Piero Innocenti il . Criminalità, Droga, Forze dell'Ordine, Internazionale, SIcurezza, Società

Il crimine organizzato è diventato la prima industria del pianeta; il traffico degli stupefacenti e quello delle armi sono ai primi posti nel redditometro mondiale, prima dell’industria del petrolio.

Droga e armi, narcotraffico e terrorismo si sono saldamente connessi in una miscela che può essere fatale per la sopravvivenza stessa di alcuni Stati. Un patrimonio complessivo occulto stimato, oggi, intorno ai mille miliardi dollari. Un enorme potenziale di denaro liquido che infetta le istituzioni politiche degli Stati attraverso la corruzione, che preme per invadere gli ambiti degli investimenti legali, inquinando il sistema finanziario ed economico.

Tanto più i gruppi criminali sono pericolosi, quanto più sono (e bene) organizzati, a livelli che oltrepassano i confini dei singoli paesi, con risorse che superano talvolta il prodotto lordo degli Stati. Somigliano alle multinazionali: come queste, sono capaci di mobilitare tecnologie, professionalità, creatività, adattandosi duttilmente alle esigenze dei mercati, elaborando strategie e innovazioni anche geniali, stipulando patti di collaborazione con le altre strutture, utilizzando tutte le debolezze del nemico, del concorrente, del socio, con il vantaggio di non avere scrupoli nell’uso della violenza e della corruzione.

Holding criminali che, nelle loro dimensioni già transnazionali, sanno lanciarsi in imprese a carattere mondiale, sfruttando le moderne possibilità offerte dallo straordinario sviluppo delle telecomunicazioni, della liberalizzazione dei commerci, dell’affermarsi delle libertà democratiche e delle garanzie per l’esercizio dei diritti umani.

Solo la cooperazione internazionale tra i governi, a livello bilaterale o multilaterale, può confrontarsi con l’esercito del crimine e sperare di vincerlo.

Una prospettiva non scontata, dati i gravi problemi che vediamo persistere nel rapporto tra gli Stati, negli organismi internazionali che della pace e della cooperazione hanno fatto la loro ragione di vita. Proprio nei documenti dell’ONU e delle altre organizzazioni sovranazionali appare chiara la consapevolezza del pericolo grave che incombe, le dimensioni della sfida che la criminalità sta imponendo al mondo intero.

Occorre prendere coscienza del problema nella giusta misura, non sottovalutarlo, non pensare che combatterlo sia solo responsabilità degli altri, degli specialisti, delle istituzioni.

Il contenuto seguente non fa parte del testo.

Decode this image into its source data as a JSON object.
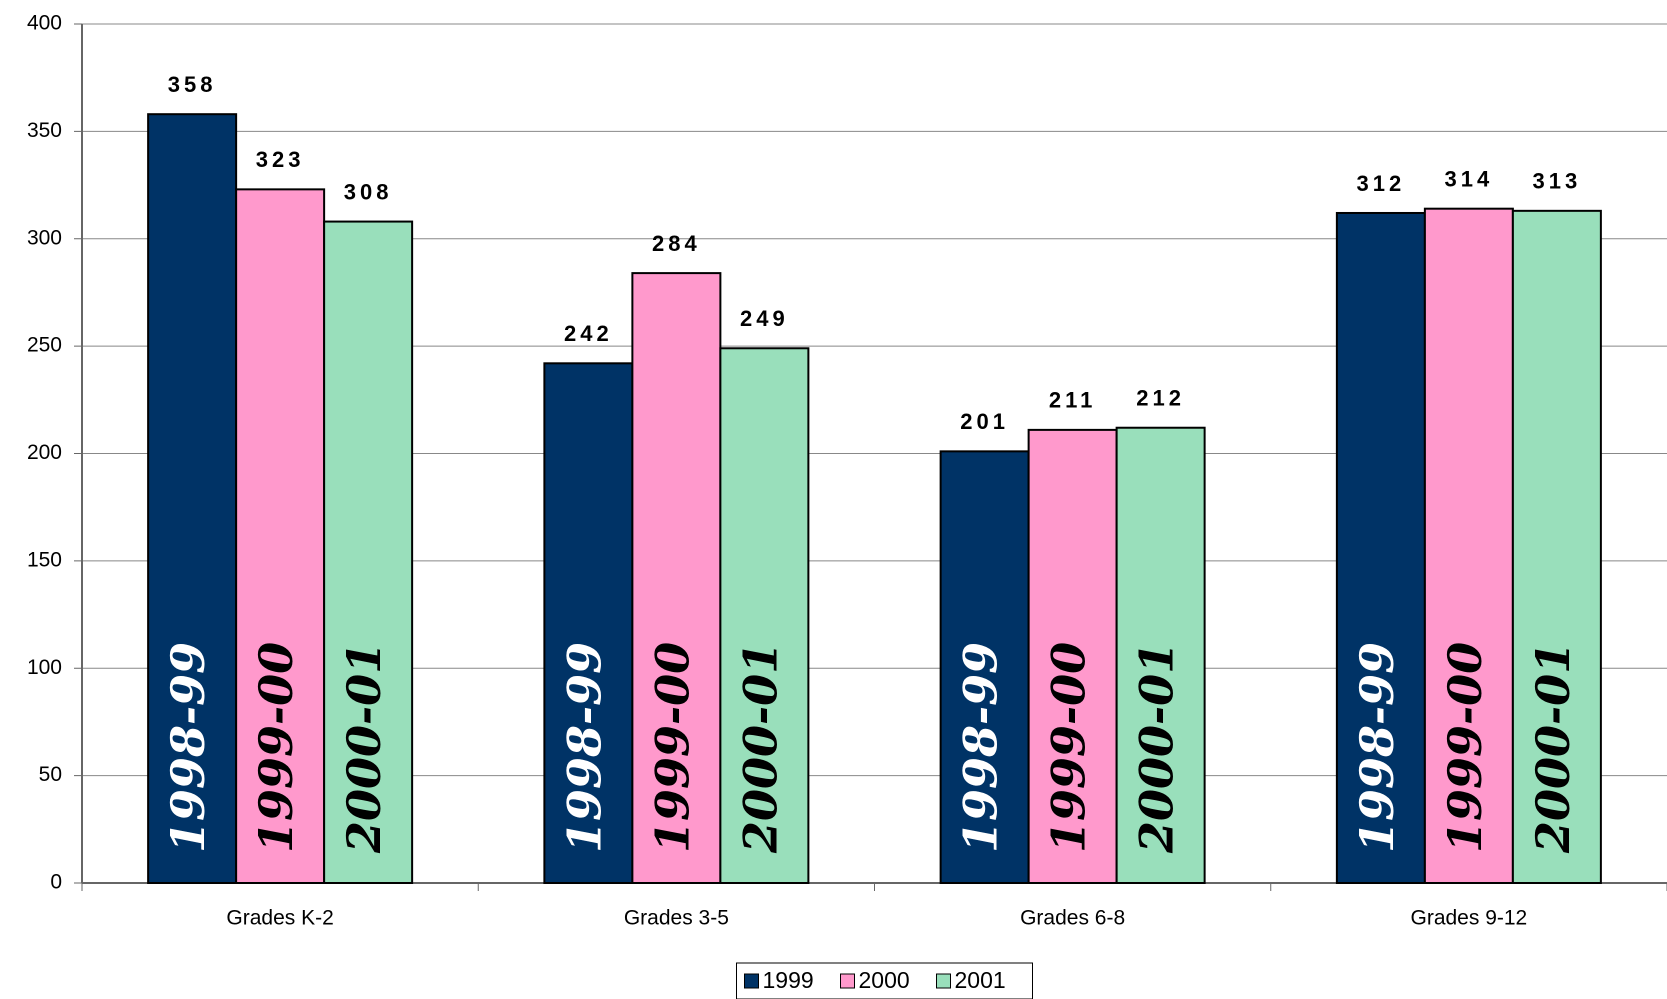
{
  "chart_data": {
    "type": "bar",
    "categories": [
      "Grades K-2",
      "Grades 3-5",
      "Grades 6-8",
      "Grades 9-12"
    ],
    "series": [
      {
        "name": "1999",
        "color": "#003366",
        "bar_text": "1998-99",
        "bar_text_color": "#ffffff",
        "values": [
          358,
          242,
          201,
          312
        ]
      },
      {
        "name": "2000",
        "color": "#ff99cc",
        "bar_text": "1999-00",
        "bar_text_color": "#000000",
        "values": [
          323,
          284,
          211,
          314
        ]
      },
      {
        "name": "2001",
        "color": "#99dfbb",
        "bar_text": "2000-01",
        "bar_text_color": "#000000",
        "values": [
          308,
          249,
          212,
          313
        ]
      }
    ],
    "ylim": [
      0,
      400
    ],
    "yticks": [
      0,
      50,
      100,
      150,
      200,
      250,
      300,
      350,
      400
    ],
    "grid": true,
    "legend": "bottom"
  }
}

Le radici stesse della democrazia rischiano di saltare se si lascia campo libro alla criminalità, che questa scava dentro le istituzioni come un cancro che può essere fermato e circoscritto ma se non si aggredisce a tempo e con le giuste cure può invadere, cellula dopo cellula, l’organismo intero.

E così tutte le cellule della società, tutti i cittadini devono impegnarsi in una lotta che implica la nostra responsabilità sul piano economico, politico, culturale, educativo, etico. Non stiamo esagerando: certi comportamenti all’apparenza innocui, certi “peccatucci veniali”, certe tolleranze e debolezze nei confronti di chi li adotta possono, sommati a quelli di tanti altri, fornire un ottimo terreno di coltura per la grande criminalità.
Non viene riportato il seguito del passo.